WSVN — Ron Blumstein: "It's a natural resource, and we all think it's going to be around forever, like everything else."

But now …

Patrick Fraser: "Are we in trouble?"

Ron Blumstein: "We're in trouble."

Big trouble, from big droughts.

Ron Blumstein: "This is really serious."

Possibly a serious effect on every South Floridian.

Ron Blumstein: "If that water is gone, the state of Florida is in bankruptcy."

It's become an indisputable fact. Right now we just don't have enough water for drinking, to saturate our lawns, our golf courses and our farms.

Ron Blumstein: "Our project is there, will be somewhere in the neighborhood of a billion dollars in losses of agriculture."

To some people who see it rain all the time, the water shortage is hard to understand.

After all, we get our drinking water in South Florida from the Biscayne aquifer that sits beneath us, and, right now, it's full of cold, clear water.

To understand the trouble you need to head north, to Lake Okeechobee.

The water from here refills the Biscayne aquifer when it gets low in the dry winter season.

But, right now, it's the lake that's low.

Piers and docks look like they were put in the wrong place.

And, a mile out, land is popping up where it used to be deep under water.

Patrick Fraser: "How bad is it? Well, right now, the lake is five feet below normal, in the good spots. This is a bad spot. Right now the water should be up to here. As you can see, this part of the lake is dry and has been for a while. Common sense tells you, in the coming months, when South Florida needs water, instead what we are going to get is trouble."

Farmers like Paul Orsenigo are already feeling the pain. He has 1,500 acres of crops and needs the water from Lake Okeechobee to keep them alive.

Paul Orsenigo: "If you look at the water resource as a bank account, the reserves are very low."

Paul Orsenigo: "So we have two forces. We have the dry season coming up with a low water supply, not a good situation to be."

Paul is hoping for a rainy fall and winter. Charles Bronson says if we don't get it, get out your wallet.

Paul Orsenigo: "And the food supply is going to get more expensive and less of it because, right now, we're looking at a 40 percent production of the normal food supply."

Next to feel the effects, you and me.

In Miami-Dade and Broward we use 597 million gallons of water a day. That's right, 597 million gallons a day, an astounding amount.

Kelly Marcellus: "You have to be concerned. I mean, I'm about to have three kids, and it affects families everywhere, I think."

You will be affected by year-round water restrictions and rates that could double or triple your water bill over the next few years.

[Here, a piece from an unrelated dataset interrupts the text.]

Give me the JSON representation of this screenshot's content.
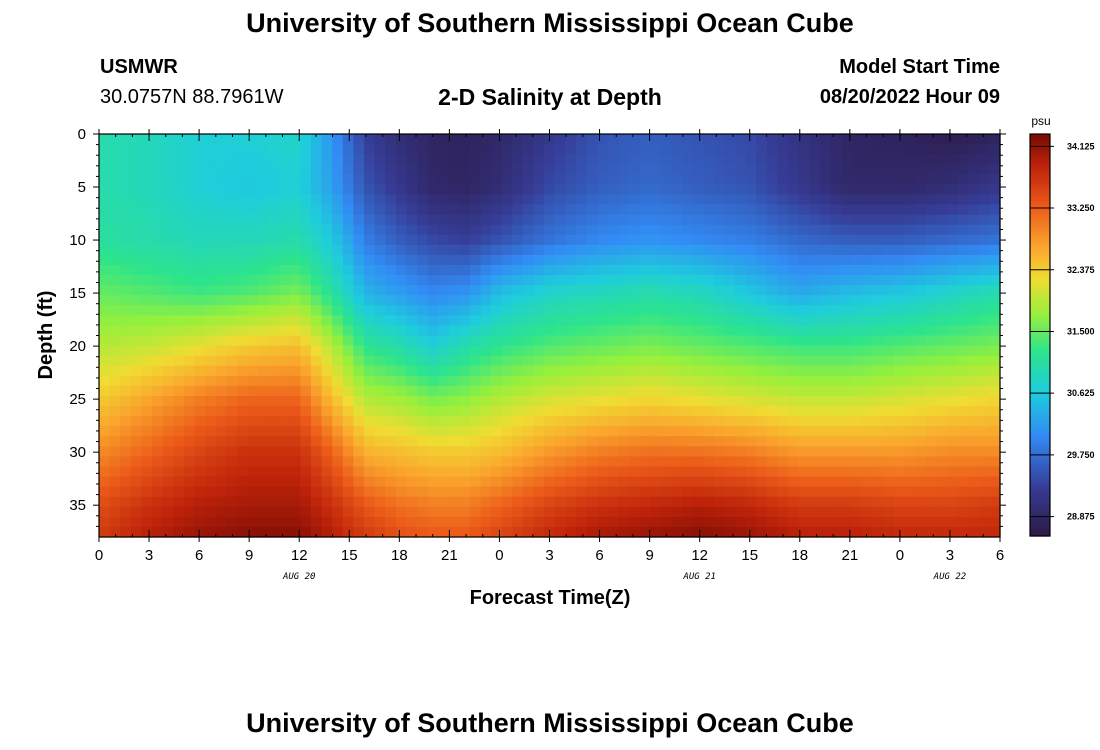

Jennifer Jurado: "What we do anticipate happening is increases in water bills in order to compensate for the alternative technologies that we will have to develop to make sure that never happens."

And, believe it or not, that's a good case scenario. Back at Lake Okeechobee, there is a fear that in the next few months things could go horribly wrong.

Jennifer Jurado: "Salt water intrusion."

Leonard Wheeler is a former state engineer.

He says if Lake Okeechobee gets much lower, look out.

Leonard Wheeler: "Once that level goes down, and the magic number seems to be about eight feet, when that level goes down below that level, salt water, which is denser than fresh water will come in, and it will suck in the wells."

And if we get salt water in the aquifer that we drink from, the cost to make it drinkable would be outrageous. Not a pleasant thought.

Jose Fuentes: "We've never been put in a situation where Lake O. has entered this low a stage at this point in a period of time, as we enter a non-rainy season. This is really serious."

Bottom line, your water bill is going up, the amount of water you use is going down to avoid South Florida being left high and dry.